Thursday 12 August 2010

Calling all preschoolers...

Dealing with parents can be an uphill task. Getting their attention when they are otherwise engaged in boring domestic tasks (be it emptying the dishwasher, tidying your toys away, cooking your dinner, or ferrying you from one playdate to the next) can be frustrating and almost impossible at times.

So how do you ensure that your immediate needs are dealt with now, not at some unspecified time in the future when your Dad has put down the newspaper or your Mother has switched off the computer?

We at PLEAD (Push to the Limit to Ensure Adults Deliver) Solutions have the answer. After a 7 year survey in which we have conducted laboratory standard experiments in crossing parental boundaries, we can report that there are a series of short and easily completable actions and commands which, with a little training, can ensure you never have to shout for attention again.

For example, want your parent/carer to stop making the beds and instead get your breakfast ready? The answer is simple; find a handy chair or window seat and stand next to the open window waving your arms and threatening to throw a hard-edged die-cast truck out onto the street below. Or want to break up one of those long summer car journeys and get out to stretch your legs? Threaten to play the 'wee card' on your brand new car seat. Or if your intransigent and unreasonable parent is standing between you and a ride on the fairground carousel? A short and sharp session of face-down-on-the-pavement screaming may well yield the results you are looking for.

For all these tips and many more explained and illustrated, simply send 4 week's pocket money to PLEAD and by return of post you will receive your 'I'm In Charge' starter pack*.

*All applications which arrive by the end of August will receive a complimentary pack of fake poo smears and snot stains with which you can reward or discipline your newly trained parents as required...

Disclaimer: No parents were permanently scarred in the creation of this product. Please note that grandparents may require a different package.


  1. Littleboy 2 writes: I approve thoroughly.

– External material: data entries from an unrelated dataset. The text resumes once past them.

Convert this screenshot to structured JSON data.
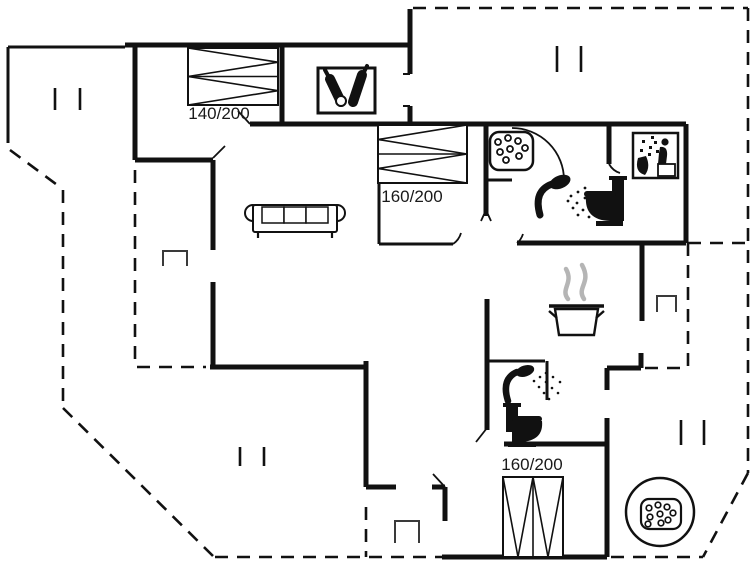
{
  "floorplan": {
    "bed_labels": [
      {
        "id": "bed-1",
        "size": "140/200"
      },
      {
        "id": "bed-2",
        "size": "160/200"
      },
      {
        "id": "bed-3",
        "size": "160/200"
      }
    ],
    "icons": [
      "double-bed",
      "sofa",
      "wine-bottles",
      "washing-machine",
      "sauna",
      "shower",
      "toilet",
      "cooking-pot",
      "steam",
      "whirlpool",
      "window-marker",
      "niche-marker",
      "door-swing"
    ],
    "colors": {
      "wall": "#111111",
      "background": "#ffffff",
      "steam": "#b5b5b5",
      "label_text": "#1a1a1a"
    }
  }
}
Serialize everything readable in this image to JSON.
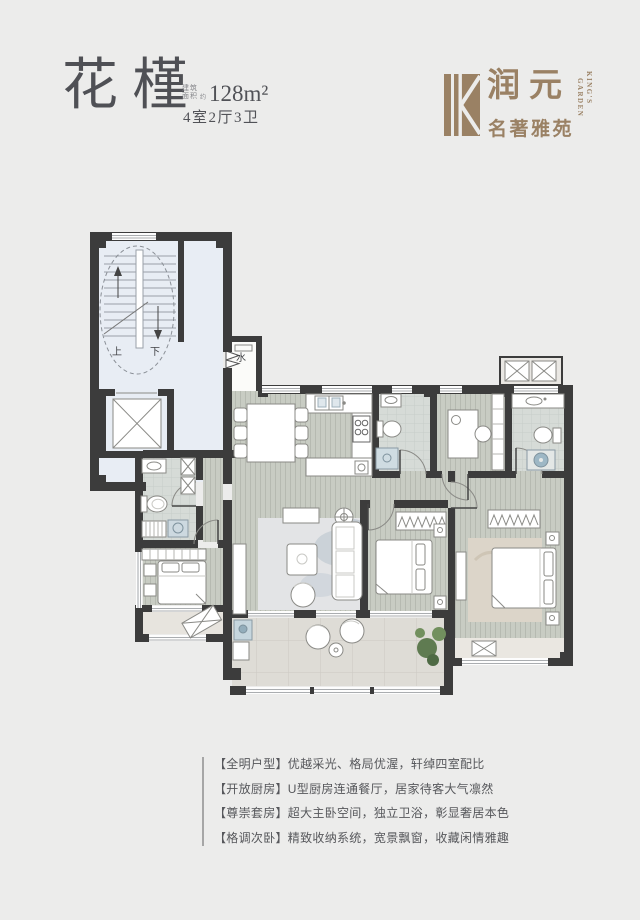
{
  "header": {
    "plan_name": "花槿",
    "area_label_line1": "建筑",
    "area_label_line2": "面积",
    "area_approx": "约",
    "area_value": "128m²",
    "layout_spec": "4室2厅3卫"
  },
  "logo": {
    "brand": "润元",
    "sub_brand": "名著雅苑",
    "english_line1": "KING'S",
    "english_line2": "GARDEN",
    "brand_color": "#9a8164"
  },
  "floor_plan": {
    "label_up": "上",
    "label_down": "下",
    "label_water": "水",
    "wall_color": "#3c3c3c",
    "stair_floor_color": "#e8edf4",
    "wood_floor_color": "#c8ccc3"
  },
  "features": {
    "items": [
      "【全明户型】优越采光、格局优渥，轩绰四室配比",
      "【开放厨房】U型厨房连通餐厅，居家待客大气凛然",
      "【尊崇套房】超大主卧空间，独立卫浴，彰显奢居本色",
      "【格调次卧】精致收纳系统，宽景飘窗，收藏闲情雅趣"
    ]
  }
}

A good tip when parents are on the telephone is to insist that you speak to whoever is on the other end, and scream loudly if this is not allowed. You will both attract parental attention and ruin said phone call so that caller will not make the same mistake again.....

  2. Can't believe I forgot to include that elementary tip!

  3. Don't forget to hold your breath and faint and hit your head on a hard surface. It works real well.

  4. Jonathan says "you forgot saying over and over 'You are NOT my boss!' while making a snotty, pouty face. Ah, yes...the old classic."

  5. Child Two writes, 'don't forget to threaten to ring up Childline very loudly if your parents ever attempt to discipline you in public - works every time'.

  6. Fight back Potty! When they pull the wee card, simply hand them a plastic bottle and say, 'Yeah? Piss in that then!'

    Not that i've EVER done that you understand...

    Pig x

  7. There's also the remarkably effective 'playing deaf' technique. Also 'revenging all parental lapses on your little brother'.